Пушкин оставляет героя своего «в минуту злую для него», как бы прервав на полуфразе роман – все тем же открытым вопросом, его любимым приемом. Вопрос закроется только после великой духовной работы в душе читателя, той самой работы, которая должна была бы произойти в душе Онегина…
Глава 5
Трое в одном лице
А в самом Пушкине произошла эта работа? А он, умевший так благоговейно любить свою Музу, он дорос до преображения? Или он все еще игралище страстей? И душа его то полна, то пуста и вкушает хладный сон; то исполнена восторга и любви, то живет без божества, без вдохновенья? Прилив, отлив. Одна волна сменяет другую. Да полно, неужели в жизни нет никакого духовного закона, который душа должна постичь, неужели нет внутреннего господина в человеке? «Кто место в небе ей и укажет / Примолвя: там остановись! / Кто сердцу юной девы скажет: / Люби одно, не изменись!» («Цыганы») Действительно, кто? Извне – никто не имеет права это сказать… Ну, а внутри, внутри? Тоже нет никакого стержня? Того, что глубже и значительнее набегающих и отступающих волн? Вот Того, Чей глас воззвал к пророку, лежавшему, как труп, в пустыне? Вот Того, Кому поют волны свой хвалебный гимн, – тайного автора всей этой спасающей душу красоты?
Если нет внутреннего закона и внутреннего господина, остаются одни стихии, которые разрывают душу на части. И есть Пушкин-язычник, служитель стихий. И только. «И всюду страсти роковые, / И от судеб защиты нет».

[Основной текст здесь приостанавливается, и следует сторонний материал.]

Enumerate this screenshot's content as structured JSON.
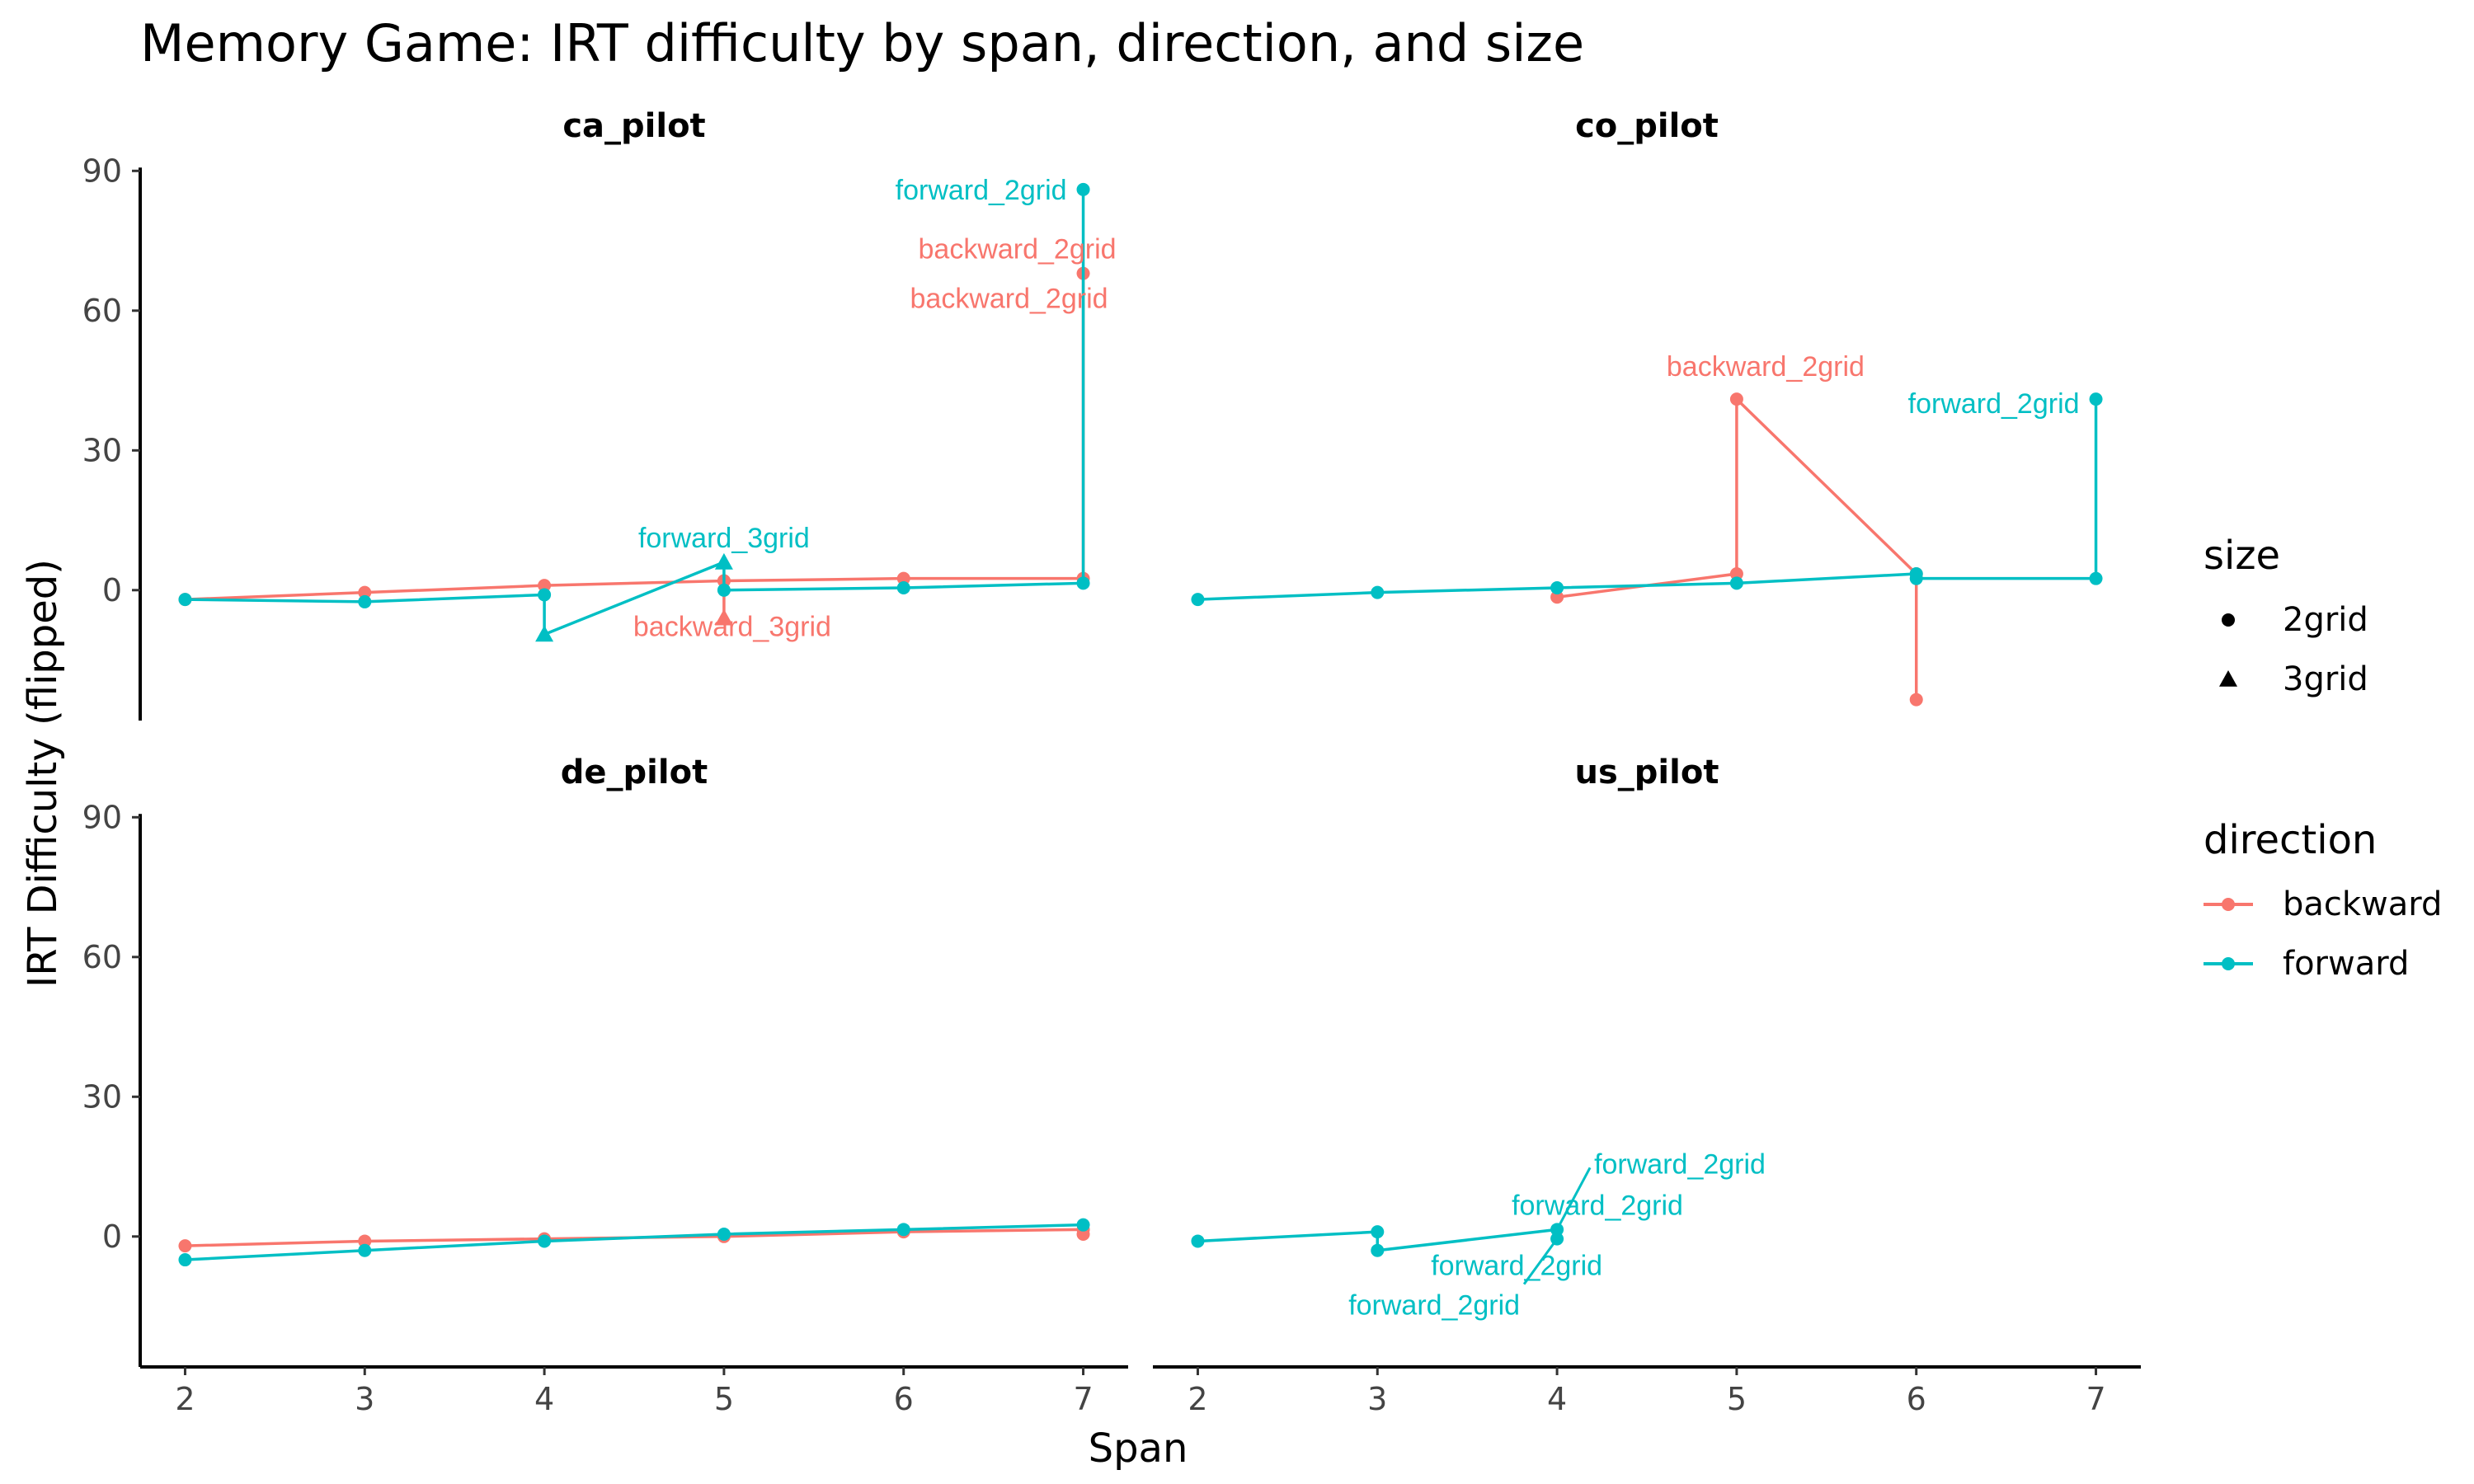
{
  "chart_data": {
    "type": "line",
    "title": "Memory Game: IRT difficulty by span, direction, and size",
    "xlabel": "Span",
    "ylabel": "IRT Difficulty (flipped)",
    "xlim": [
      1.75,
      7.25
    ],
    "ylim": [
      -28,
      92
    ],
    "x_ticks": [
      2,
      3,
      4,
      5,
      6,
      7
    ],
    "y_ticks": [
      0,
      30,
      60,
      90
    ],
    "grid": false,
    "legend_position": "right",
    "colors": {
      "backward": "#F8766D",
      "forward": "#00BFC4"
    },
    "legends": {
      "size": {
        "title": "size",
        "entries": [
          {
            "label": "2grid",
            "shape": "circle"
          },
          {
            "label": "3grid",
            "shape": "triangle"
          }
        ]
      },
      "direction": {
        "title": "direction",
        "entries": [
          {
            "label": "backward"
          },
          {
            "label": "forward"
          }
        ]
      }
    },
    "panels": [
      {
        "name": "ca_pilot",
        "series": [
          {
            "direction": "backward",
            "points": [
              {
                "x": 2,
                "y": -2,
                "size": "2grid"
              },
              {
                "x": 3,
                "y": -0.5,
                "size": "2grid"
              },
              {
                "x": 4,
                "y": 1,
                "size": "2grid"
              },
              {
                "x": 5,
                "y": 2,
                "size": "2grid"
              },
              {
                "x": 5,
                "y": -6,
                "size": "3grid"
              },
              {
                "x": 5,
                "y": 2,
                "size": "2grid"
              },
              {
                "x": 6,
                "y": 2.5,
                "size": "2grid"
              },
              {
                "x": 7,
                "y": 2.5,
                "size": "2grid"
              },
              {
                "x": 7,
                "y": 68,
                "size": "2grid"
              }
            ]
          },
          {
            "direction": "forward",
            "points": [
              {
                "x": 2,
                "y": -2,
                "size": "2grid"
              },
              {
                "x": 3,
                "y": -2.5,
                "size": "2grid"
              },
              {
                "x": 4,
                "y": -1,
                "size": "2grid"
              },
              {
                "x": 4,
                "y": -9.5,
                "size": "3grid"
              },
              {
                "x": 5,
                "y": 6,
                "size": "3grid"
              },
              {
                "x": 5,
                "y": 0,
                "size": "2grid"
              },
              {
                "x": 6,
                "y": 0.5,
                "size": "2grid"
              },
              {
                "x": 7,
                "y": 1.5,
                "size": "2grid"
              },
              {
                "x": 7,
                "y": 86,
                "size": "2grid"
              }
            ]
          }
        ],
        "annotations": [
          {
            "text": "forward_2grid",
            "direction": "forward",
            "x": 7,
            "y": 86
          },
          {
            "text": "backward_2grid",
            "direction": "backward",
            "x": 7,
            "y": 68
          },
          {
            "text": "backward_2grid",
            "direction": "backward",
            "x": 7,
            "y": 68
          },
          {
            "text": "forward_3grid",
            "direction": "forward",
            "x": 5,
            "y": 6
          },
          {
            "text": "backward_3grid",
            "direction": "backward",
            "x": 5,
            "y": -6
          }
        ]
      },
      {
        "name": "co_pilot",
        "series": [
          {
            "direction": "backward",
            "points": [
              {
                "x": 4,
                "y": -1.5,
                "size": "2grid"
              },
              {
                "x": 5,
                "y": 3.5,
                "size": "2grid"
              },
              {
                "x": 5,
                "y": 41,
                "size": "2grid"
              },
              {
                "x": 6,
                "y": 3.5,
                "size": "2grid"
              },
              {
                "x": 6,
                "y": -23.5,
                "size": "2grid"
              }
            ]
          },
          {
            "direction": "forward",
            "points": [
              {
                "x": 2,
                "y": -2,
                "size": "2grid"
              },
              {
                "x": 3,
                "y": -0.5,
                "size": "2grid"
              },
              {
                "x": 4,
                "y": 0.5,
                "size": "2grid"
              },
              {
                "x": 5,
                "y": 1.5,
                "size": "2grid"
              },
              {
                "x": 6,
                "y": 3.5,
                "size": "2grid"
              },
              {
                "x": 6,
                "y": 2.5,
                "size": "2grid"
              },
              {
                "x": 7,
                "y": 2.5,
                "size": "2grid"
              },
              {
                "x": 7,
                "y": 41,
                "size": "2grid"
              }
            ]
          }
        ],
        "annotations": [
          {
            "text": "backward_2grid",
            "direction": "backward",
            "x": 5,
            "y": 41
          },
          {
            "text": "forward_2grid",
            "direction": "forward",
            "x": 7,
            "y": 41
          }
        ]
      },
      {
        "name": "de_pilot",
        "series": [
          {
            "direction": "backward",
            "points": [
              {
                "x": 2,
                "y": -2,
                "size": "2grid"
              },
              {
                "x": 3,
                "y": -1,
                "size": "2grid"
              },
              {
                "x": 4,
                "y": -0.5,
                "size": "2grid"
              },
              {
                "x": 5,
                "y": 0,
                "size": "2grid"
              },
              {
                "x": 6,
                "y": 1,
                "size": "2grid"
              },
              {
                "x": 7,
                "y": 1.5,
                "size": "2grid"
              },
              {
                "x": 7,
                "y": 0.5,
                "size": "2grid"
              }
            ]
          },
          {
            "direction": "forward",
            "points": [
              {
                "x": 2,
                "y": -5,
                "size": "2grid"
              },
              {
                "x": 3,
                "y": -3,
                "size": "2grid"
              },
              {
                "x": 4,
                "y": -1,
                "size": "2grid"
              },
              {
                "x": 5,
                "y": 0.5,
                "size": "2grid"
              },
              {
                "x": 6,
                "y": 1.5,
                "size": "2grid"
              },
              {
                "x": 7,
                "y": 2.5,
                "size": "2grid"
              }
            ]
          }
        ],
        "annotations": []
      },
      {
        "name": "us_pilot",
        "series": [
          {
            "direction": "forward",
            "points": [
              {
                "x": 2,
                "y": -1,
                "size": "2grid"
              },
              {
                "x": 3,
                "y": 1,
                "size": "2grid"
              },
              {
                "x": 3,
                "y": -3,
                "size": "2grid"
              },
              {
                "x": 4,
                "y": 1.5,
                "size": "2grid"
              },
              {
                "x": 4,
                "y": -0.5,
                "size": "2grid"
              }
            ]
          }
        ],
        "annotations": [
          {
            "text": "forward_2grid",
            "direction": "forward",
            "x": 4,
            "y": 1.5
          },
          {
            "text": "forward_2grid",
            "direction": "forward",
            "x": 4,
            "y": 1.5
          },
          {
            "text": "forward_2grid",
            "direction": "forward",
            "x": 4,
            "y": -0.5
          },
          {
            "text": "forward_2grid",
            "direction": "forward",
            "x": 4,
            "y": -0.5
          }
        ]
      }
    ]
  }
}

Я думаю, что с этого начинался Пушкин, но от этого он уходил все дальше и дальше. Да, начинался Пушкин действительно с язычника, всегда влюбленного, искрометно-шутливого, обаятельно-грешного, а подчас и кощунственного. Молодой Пушкин был вполне в рост окружению, восторженно принимавшему его. Конфликт с публикой начался, когда Пушкин стал вырастать, когда действительно понял, что «любви, надежды, тихой славы недолго нежил нас обман» («К Чаадаеву»), что идеалы времени – лишь короткий миг, ступень роста души – мгновение. И что мгновение это проходит. И – либо надо пройти, исчезнуть вместе с ним, стать прахом, либо двигаться дальше к иному, к Вечности, искать непреходящую твердь, не рассыпающуюся в прах. Пушкин, в отличие от Онегина, – поэт. Но и «не поэт» – Онегин – жил в Пушкине. И «какой-то мрачный гений» «на мир насмешливо глядел» и давал чувствовать поэту, что его волшебный мир ограничен, что за ним, за краем его, может открыться пустота.
Поэтический мир Ленского не выдерживает холодного онегинского взгляда. Он сжимается под этим взглядом, умаляется, выцветает… А может быть, начинает видеться в свою истинную величину, какой он есть без романтической дымки, без юношеского задора, без очарования возраста… Он мелок, этот поэтический мир, и Онегин заставляет увидеть это. Ленскому рядом с Онегиным не ужиться. Он убьет его, если не пулей, то своей иронией. Если же они – поэт и Онегин – встречаются в одной душе, завязывается борьба не на жизнь, а на смерть. И либо поэт погибнет, либо вырастет, станет недосягаемым для убийственных стрел иронии и, наконец, заставит самого Онегина стать поэтом. К чему и приводит Пушкин своего героя в конце романа. Приводит – и оставляет «в минуту злую для него…». Эта минута была минутой выбора, но уже не между поэтом и не поэтом (тот выбор уже сделан), а между поэтами – языческим и христианским.
(Я пользуюсь терминами, которые всегда условны. Но они емки. И я хочу пояснить, что в них вкладываю. Речь идет о способе чувствовать мир, о мере наполнения сердца).